"How long would a couple of bundles last you?" I asked as I looked out at the window and wondered if he would reveal his circulation.

"Five issues and a little over," he said, filling his pipe from a small box on the desk.

"But you could cut off your exchanges and then it would last longer," I remarked.

"Yes, but only for one additional issue. I am very anxious to appear to-morrow, because my subscribers will be looking for a reply to what you said about me this morning. You stated that I was 'a journalistic bacteria looking for something to infect,' and while I did not come here to get you to retract, I would like it as a favor if you would loan me enough white paper to set myself straight before my subscribers."

"Well, why don't you go and tell them about it? It wouldn't take long," I said in a jocund way, slapping Lorenzo on the back. But he did not laugh. I then told him that we only had paper enough to last us till our next bill came, and so I could not possibly loan any, but that if he would write a caustic reply to my editorial I would print it for him. He caught me in his arms and then for a moment his head was pillowed on my breast. Then he sat down and wrote the following card:

Editor of the Boomerang:

Will you allow me through your columns to state that in your issue of yesterday you did me a great injustice by referring to me as a journalistic bacteria looking for something to infect; also, as a lop eared germ of contagion, and warning people to vaccinate in order to prevent my spread? I denounce the whole article as a malicious falsehood, and state that if you will only give me a chance I will fight you on sight. All I ask is that you will wait till I can overtake you, and I am able and willing to knock great chunks off the universe with you. I do not ask any favors of an editor who misleads his subscribers and intentionally misunderstands his correspondents; a man who advises an anxious inquirer who wants to know "how to get a cheap baby buggy" to leave the child at a cheap hotel; a man who assumes to wear brains, but who really thinks with a fungus growth; a man the bleak and barren exterior of whose head is only equalled by its bald and echoing interior.

Lorenzo Dow Pease.

I looked it over, and as there didn't seem to be anything personal in it, I told him I would print it for him with pleasure. He then asked that I would, as a further favor, refrain from putting any advertising marks on it and that I would make it follow pure reading matter, which I did. I leaded the card and printed it with a simple word of introduction, in which I said that I took pleasure in printing it, inasmuch as Mr. Pease could not get his paper out of the express office for a few days. It was a kindness to him and did not hurt my paper in the end.

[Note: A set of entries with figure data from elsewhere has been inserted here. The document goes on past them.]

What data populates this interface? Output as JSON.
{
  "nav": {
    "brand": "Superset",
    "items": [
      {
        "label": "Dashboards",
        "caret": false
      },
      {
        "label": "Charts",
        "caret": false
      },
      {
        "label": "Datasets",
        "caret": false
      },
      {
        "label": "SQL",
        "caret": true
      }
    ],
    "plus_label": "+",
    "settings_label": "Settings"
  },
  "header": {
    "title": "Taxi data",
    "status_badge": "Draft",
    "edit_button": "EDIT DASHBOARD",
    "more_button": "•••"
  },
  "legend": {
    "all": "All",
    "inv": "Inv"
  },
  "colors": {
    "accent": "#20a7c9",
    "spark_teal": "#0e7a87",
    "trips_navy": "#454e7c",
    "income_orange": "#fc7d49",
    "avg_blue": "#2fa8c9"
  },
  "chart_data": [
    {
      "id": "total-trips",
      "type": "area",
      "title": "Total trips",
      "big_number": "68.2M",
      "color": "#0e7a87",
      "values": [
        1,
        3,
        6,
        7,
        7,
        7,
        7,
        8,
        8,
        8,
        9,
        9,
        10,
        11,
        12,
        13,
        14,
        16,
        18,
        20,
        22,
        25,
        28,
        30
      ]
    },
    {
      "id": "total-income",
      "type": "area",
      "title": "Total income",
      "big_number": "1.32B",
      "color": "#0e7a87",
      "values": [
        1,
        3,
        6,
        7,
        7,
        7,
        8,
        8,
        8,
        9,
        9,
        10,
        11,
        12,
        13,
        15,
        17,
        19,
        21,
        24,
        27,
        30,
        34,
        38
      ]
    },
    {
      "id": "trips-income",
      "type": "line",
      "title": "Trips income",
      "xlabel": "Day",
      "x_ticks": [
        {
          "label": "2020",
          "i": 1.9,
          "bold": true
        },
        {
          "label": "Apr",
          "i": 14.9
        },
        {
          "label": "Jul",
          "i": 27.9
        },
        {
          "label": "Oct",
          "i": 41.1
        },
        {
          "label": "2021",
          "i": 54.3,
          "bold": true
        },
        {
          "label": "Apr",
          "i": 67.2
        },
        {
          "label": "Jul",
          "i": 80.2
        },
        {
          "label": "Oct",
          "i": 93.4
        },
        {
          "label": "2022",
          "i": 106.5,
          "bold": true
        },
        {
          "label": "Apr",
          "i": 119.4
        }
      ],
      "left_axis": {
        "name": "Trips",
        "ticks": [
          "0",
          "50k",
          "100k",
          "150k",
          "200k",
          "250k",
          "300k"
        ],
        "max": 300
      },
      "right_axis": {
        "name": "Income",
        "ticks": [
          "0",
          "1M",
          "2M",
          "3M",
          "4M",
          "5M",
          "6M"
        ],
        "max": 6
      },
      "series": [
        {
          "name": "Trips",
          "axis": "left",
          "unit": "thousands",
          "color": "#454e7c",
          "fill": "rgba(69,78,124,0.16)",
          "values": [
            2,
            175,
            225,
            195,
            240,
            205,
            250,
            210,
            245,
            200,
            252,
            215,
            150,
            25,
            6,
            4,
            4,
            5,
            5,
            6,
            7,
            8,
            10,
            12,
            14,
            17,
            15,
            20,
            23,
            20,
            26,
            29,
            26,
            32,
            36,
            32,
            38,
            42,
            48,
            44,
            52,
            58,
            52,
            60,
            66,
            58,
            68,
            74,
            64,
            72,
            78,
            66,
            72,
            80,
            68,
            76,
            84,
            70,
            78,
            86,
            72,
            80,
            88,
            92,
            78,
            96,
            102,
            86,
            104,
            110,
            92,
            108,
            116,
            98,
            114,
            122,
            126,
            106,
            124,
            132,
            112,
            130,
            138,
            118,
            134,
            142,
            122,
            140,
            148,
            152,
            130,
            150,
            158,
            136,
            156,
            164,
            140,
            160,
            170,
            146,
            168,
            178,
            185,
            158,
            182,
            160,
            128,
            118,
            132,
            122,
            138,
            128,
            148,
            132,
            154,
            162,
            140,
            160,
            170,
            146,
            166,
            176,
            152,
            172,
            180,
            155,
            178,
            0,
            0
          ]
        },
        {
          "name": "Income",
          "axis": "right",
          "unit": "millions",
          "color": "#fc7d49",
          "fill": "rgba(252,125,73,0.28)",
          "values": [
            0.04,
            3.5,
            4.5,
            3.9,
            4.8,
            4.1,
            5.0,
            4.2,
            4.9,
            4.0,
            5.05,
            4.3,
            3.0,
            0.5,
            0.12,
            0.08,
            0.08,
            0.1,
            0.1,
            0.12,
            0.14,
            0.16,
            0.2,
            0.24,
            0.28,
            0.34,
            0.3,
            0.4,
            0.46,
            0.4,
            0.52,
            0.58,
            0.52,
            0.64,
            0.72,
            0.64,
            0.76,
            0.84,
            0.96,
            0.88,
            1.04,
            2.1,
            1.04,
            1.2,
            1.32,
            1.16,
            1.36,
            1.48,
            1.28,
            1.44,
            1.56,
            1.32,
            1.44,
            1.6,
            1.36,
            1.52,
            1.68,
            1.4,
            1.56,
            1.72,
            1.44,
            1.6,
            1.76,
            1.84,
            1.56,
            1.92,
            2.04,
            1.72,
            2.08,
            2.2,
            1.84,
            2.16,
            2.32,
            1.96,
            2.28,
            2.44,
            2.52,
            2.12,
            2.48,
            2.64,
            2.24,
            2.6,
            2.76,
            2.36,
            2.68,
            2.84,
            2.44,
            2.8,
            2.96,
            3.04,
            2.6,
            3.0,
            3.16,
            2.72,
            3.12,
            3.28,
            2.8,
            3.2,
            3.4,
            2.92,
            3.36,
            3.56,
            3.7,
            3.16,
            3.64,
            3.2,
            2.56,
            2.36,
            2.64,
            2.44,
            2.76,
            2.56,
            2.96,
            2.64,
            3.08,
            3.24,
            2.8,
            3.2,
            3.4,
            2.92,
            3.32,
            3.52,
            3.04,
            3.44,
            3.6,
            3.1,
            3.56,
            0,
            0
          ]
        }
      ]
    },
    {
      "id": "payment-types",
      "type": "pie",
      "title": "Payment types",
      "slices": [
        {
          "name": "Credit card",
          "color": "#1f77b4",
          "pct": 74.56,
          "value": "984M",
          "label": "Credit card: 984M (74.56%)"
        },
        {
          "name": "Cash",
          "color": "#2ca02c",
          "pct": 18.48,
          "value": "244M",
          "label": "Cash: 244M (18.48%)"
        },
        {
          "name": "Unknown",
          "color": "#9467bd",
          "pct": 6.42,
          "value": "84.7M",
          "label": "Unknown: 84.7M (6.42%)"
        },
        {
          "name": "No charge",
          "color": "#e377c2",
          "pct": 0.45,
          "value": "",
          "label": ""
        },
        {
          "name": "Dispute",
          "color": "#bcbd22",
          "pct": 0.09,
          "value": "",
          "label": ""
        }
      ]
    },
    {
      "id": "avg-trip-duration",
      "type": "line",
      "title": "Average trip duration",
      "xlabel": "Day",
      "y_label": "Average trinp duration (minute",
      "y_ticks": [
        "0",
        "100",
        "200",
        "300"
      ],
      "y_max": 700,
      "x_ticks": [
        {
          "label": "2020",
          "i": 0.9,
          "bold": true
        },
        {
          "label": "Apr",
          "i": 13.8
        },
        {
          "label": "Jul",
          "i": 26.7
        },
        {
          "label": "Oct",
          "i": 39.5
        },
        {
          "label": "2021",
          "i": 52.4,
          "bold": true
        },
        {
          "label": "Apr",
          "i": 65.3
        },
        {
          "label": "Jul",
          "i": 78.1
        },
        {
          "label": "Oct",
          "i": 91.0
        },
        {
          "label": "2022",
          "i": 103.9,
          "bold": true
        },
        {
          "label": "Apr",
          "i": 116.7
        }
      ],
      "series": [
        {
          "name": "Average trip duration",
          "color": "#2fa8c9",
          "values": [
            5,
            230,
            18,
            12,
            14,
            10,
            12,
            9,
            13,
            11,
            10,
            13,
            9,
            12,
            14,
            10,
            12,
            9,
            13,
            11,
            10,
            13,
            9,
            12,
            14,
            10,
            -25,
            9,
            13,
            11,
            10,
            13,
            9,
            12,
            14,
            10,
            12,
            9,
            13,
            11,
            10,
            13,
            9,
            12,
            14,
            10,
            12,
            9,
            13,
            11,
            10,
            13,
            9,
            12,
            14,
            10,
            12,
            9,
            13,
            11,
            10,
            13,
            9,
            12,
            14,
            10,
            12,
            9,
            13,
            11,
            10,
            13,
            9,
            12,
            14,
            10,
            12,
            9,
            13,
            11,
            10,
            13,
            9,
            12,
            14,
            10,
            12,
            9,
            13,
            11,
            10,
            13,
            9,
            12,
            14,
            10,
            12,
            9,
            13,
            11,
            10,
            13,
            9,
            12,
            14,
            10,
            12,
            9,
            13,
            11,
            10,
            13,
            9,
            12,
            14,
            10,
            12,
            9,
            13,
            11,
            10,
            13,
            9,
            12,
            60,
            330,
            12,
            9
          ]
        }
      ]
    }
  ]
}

There are many reasons why the establishment of a department of journalism at Cornell will be a good move, and I believe that while it will not take the place of actual experience, it will serve to shorten the apprenticeship of a young newspaper man and the fatigue of starting the amateur in journalism will be divided between the managing editor and the tutor. It will also give the aspiring sons of wealthy parents a chance to toy with journalism without interfering with those who are actually engaged in it.